Serie: Fernweh und Bildersucht

Nr. 16 –

In der Erinnerung wird «The Serpent» wohl auf immer mit dem Pandemiewinter 2021 verhakt bleiben. Während man selbst seit mehr als einem Jahr im eigenen Land festsitzt, reist auf dem Bildschirm ein perfekt durchgestylter französischer Serienmörder mit seiner Geliebten durch das Südostasien der siebziger Jahre und vergeht sich mit unerschöpflicher Energie und engelsgleichem Lächeln an der dort herumhängenden europäischen Travellergemeinde.

Er tötet, mal quälend langsam mit Gift, mal rasch mit blossen Händen. Auch macht er sich einen Spass daraus, seine Opfer zuerst in sein Leben zu locken. Danach verwischt der Edelsteinhändler geübt die Spuren, behält aber Wertsachen und Pässe und entkommt mithilfe dieser gestohlenen Identitäten der trägen, in Papierbergen versinkenden Polizei jahrelang problemlos.

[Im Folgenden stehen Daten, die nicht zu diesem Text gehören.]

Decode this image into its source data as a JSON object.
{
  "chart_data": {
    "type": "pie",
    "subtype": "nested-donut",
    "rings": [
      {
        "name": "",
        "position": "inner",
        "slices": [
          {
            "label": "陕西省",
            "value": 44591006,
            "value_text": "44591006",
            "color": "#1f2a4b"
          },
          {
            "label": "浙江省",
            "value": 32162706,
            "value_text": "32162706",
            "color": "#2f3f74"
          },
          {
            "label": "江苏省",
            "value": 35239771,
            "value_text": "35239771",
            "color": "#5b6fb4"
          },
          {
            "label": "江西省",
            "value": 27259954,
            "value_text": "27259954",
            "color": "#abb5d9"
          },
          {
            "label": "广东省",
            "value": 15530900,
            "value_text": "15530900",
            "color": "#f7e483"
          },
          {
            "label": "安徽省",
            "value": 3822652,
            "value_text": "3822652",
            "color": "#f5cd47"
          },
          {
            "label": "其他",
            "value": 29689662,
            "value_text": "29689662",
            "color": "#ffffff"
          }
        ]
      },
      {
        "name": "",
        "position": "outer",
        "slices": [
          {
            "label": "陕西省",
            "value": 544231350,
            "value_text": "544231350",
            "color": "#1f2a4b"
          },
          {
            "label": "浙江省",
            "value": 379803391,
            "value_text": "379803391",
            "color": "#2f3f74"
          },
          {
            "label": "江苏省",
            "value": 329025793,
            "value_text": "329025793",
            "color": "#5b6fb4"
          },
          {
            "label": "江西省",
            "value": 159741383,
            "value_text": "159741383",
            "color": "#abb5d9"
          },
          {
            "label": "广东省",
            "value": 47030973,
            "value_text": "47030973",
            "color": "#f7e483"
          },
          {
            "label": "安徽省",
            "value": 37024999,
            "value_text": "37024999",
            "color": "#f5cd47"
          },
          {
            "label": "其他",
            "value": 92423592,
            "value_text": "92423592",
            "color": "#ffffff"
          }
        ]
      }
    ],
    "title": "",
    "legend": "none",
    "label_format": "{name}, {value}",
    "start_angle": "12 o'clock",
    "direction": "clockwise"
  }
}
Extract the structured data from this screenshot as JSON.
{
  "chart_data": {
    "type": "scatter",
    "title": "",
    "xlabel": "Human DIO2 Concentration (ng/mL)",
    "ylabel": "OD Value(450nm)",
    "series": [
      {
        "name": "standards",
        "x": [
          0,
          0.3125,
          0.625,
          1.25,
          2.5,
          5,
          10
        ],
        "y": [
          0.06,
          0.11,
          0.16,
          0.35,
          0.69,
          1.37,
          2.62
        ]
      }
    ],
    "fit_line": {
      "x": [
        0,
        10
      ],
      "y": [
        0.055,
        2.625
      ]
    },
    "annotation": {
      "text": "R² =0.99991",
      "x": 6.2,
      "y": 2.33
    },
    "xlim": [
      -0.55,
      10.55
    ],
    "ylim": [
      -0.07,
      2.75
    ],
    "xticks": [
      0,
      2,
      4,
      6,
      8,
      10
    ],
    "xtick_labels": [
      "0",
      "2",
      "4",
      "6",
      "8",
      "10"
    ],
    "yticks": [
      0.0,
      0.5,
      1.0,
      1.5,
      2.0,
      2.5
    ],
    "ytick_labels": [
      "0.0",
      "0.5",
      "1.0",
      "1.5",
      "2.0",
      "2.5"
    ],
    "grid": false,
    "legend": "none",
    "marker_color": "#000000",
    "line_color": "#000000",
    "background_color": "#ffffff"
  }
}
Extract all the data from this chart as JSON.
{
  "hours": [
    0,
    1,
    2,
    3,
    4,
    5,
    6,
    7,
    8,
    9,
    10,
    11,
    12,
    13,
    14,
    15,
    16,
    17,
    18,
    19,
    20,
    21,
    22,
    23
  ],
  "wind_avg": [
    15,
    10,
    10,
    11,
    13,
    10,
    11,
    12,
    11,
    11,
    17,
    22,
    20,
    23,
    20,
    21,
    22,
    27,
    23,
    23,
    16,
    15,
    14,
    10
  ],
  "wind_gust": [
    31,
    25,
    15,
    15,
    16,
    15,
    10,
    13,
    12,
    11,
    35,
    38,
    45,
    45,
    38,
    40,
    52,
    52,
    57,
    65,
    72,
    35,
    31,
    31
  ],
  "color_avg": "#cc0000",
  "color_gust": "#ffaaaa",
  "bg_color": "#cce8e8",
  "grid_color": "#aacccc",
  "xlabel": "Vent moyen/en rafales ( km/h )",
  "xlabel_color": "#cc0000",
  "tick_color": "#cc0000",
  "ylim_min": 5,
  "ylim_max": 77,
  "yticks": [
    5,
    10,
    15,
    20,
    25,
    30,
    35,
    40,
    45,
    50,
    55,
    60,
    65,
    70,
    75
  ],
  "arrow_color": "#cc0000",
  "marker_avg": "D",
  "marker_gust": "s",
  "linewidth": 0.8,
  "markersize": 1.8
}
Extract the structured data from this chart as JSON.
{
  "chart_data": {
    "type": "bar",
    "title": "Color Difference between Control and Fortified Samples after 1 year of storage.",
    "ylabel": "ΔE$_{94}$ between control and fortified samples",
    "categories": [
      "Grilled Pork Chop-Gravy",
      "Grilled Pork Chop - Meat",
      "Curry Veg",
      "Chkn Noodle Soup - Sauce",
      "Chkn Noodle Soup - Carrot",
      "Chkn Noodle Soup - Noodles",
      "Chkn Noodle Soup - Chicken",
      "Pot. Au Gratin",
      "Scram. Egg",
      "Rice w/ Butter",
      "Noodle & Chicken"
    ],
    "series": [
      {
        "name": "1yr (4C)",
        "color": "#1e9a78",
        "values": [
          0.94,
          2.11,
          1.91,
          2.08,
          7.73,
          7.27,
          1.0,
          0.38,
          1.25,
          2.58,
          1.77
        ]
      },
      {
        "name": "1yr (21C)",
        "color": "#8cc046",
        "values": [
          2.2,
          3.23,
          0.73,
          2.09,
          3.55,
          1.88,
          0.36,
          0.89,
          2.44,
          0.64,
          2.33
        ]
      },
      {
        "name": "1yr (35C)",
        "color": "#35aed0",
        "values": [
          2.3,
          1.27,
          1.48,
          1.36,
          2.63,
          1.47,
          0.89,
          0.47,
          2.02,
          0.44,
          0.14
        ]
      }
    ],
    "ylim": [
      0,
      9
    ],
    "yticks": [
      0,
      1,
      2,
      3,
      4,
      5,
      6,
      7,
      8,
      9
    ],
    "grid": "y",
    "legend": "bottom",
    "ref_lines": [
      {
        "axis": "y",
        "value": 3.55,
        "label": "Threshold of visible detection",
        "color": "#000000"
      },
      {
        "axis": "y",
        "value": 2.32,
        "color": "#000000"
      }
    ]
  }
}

Seine Gefühlskälte bleibt gänzlich unberührt von der tropischen Hitze, während man selbst dahinschmilzt angesichts der unwiderstehlichen Ansichten von Bangkok, Hongkong, Kathmandu. Die Folgen: tiefes Fernweh und eine Sucht nach immer mehr Bildstoff. Immerhin acht Folgen lang gewährt «The Serpent» ästhetischen Aufschub von der bleiernen Pandemie des Alltags. Gleichzeitig nährt die britische Serie die Nostalgie nach einer Zeit vor der Digitalisierung, vor dem Massentourismus – und vor dem Grounding in der eigenen Wohnung.

Erzählt wird in ausladenden Schlaufen und nicht immer ganz einleuchtenden Zeitsprüngen. Das von Tahar Rahim und Jenna Coleman gespielte modische Mörderpaar gibt Rätsel auf, aber keinerlei Anlass für Sympathien. Das gilt allerdings genauso für die Opfer, und auch die Ermittelnden verströmen eher Verzweiflung als Identifikationspotenzial. Bekannte Krimimechanismen funktionieren also nicht. Vielmehr kann man aus sicherer Distanz der allmählichen Verfertigung und mehrfachen Häutung einer wahrhaft schlangengleichen Persönlichkeit beiwohnen.

Wer den Fall googelt, erfährt mit einem letzten Schaudern, dass der schillernde Killer Charles Sobhraj einem real existierenden Vorbild nachgeformt ist.

«The Serpent». Showrunner: Richard Warlow. Ursprünglich BBC, jetzt auf Netflix.